1997      Vision eines spezialisierten Wohnheims
Fachpersonen aus Frankreich untersuchen die Kinder im Waisenhaus Vilshany. Die Kinder werden entsprechend ihren individuellen Fähigkeiten in unterschiedlichen Gruppen mit guten Erfolgen gefördert.

 

Als sich das französische Personal zurückzieht, bleiben ihre ukrainischen Partner weiter sehr aktiv in der Region und arbeiten in Vilshany weiter.
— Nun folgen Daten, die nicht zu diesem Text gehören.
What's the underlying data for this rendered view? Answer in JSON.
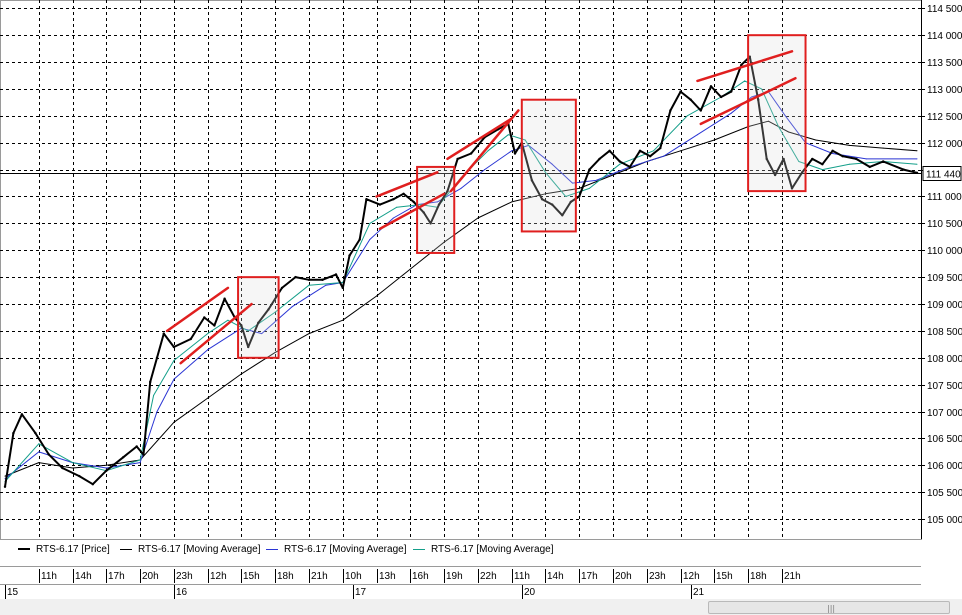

Nataliya Kabatsiy, die heutige Direktorin von CAMZ, ist als Übersetzerin bei den Abklärungen dabei. Zusammen mit dem  Direktor des Waisenhauses, Iwan F. Bihunets, sucht sie nach Alternativen für die Bewohner von Vilshany, wenn sie erwachsen werden. Bisher gibt es für sie nur das Leben in einer psychiatrischen Anstalt. So entsteht die Vision eines auf die jungen Menschen ausgerichteten spezialisierten Wohnheims, möglichst in einer weniger abgelegenen Gegend. Die Sozialisierung der jungen Menschen und ihre Integration in die Gesellschaft sollten dadurch erleichtert werden. In einer Kleinstadt scheint die Chance zudem grösser, geeignete Mitarbeitende zu finden.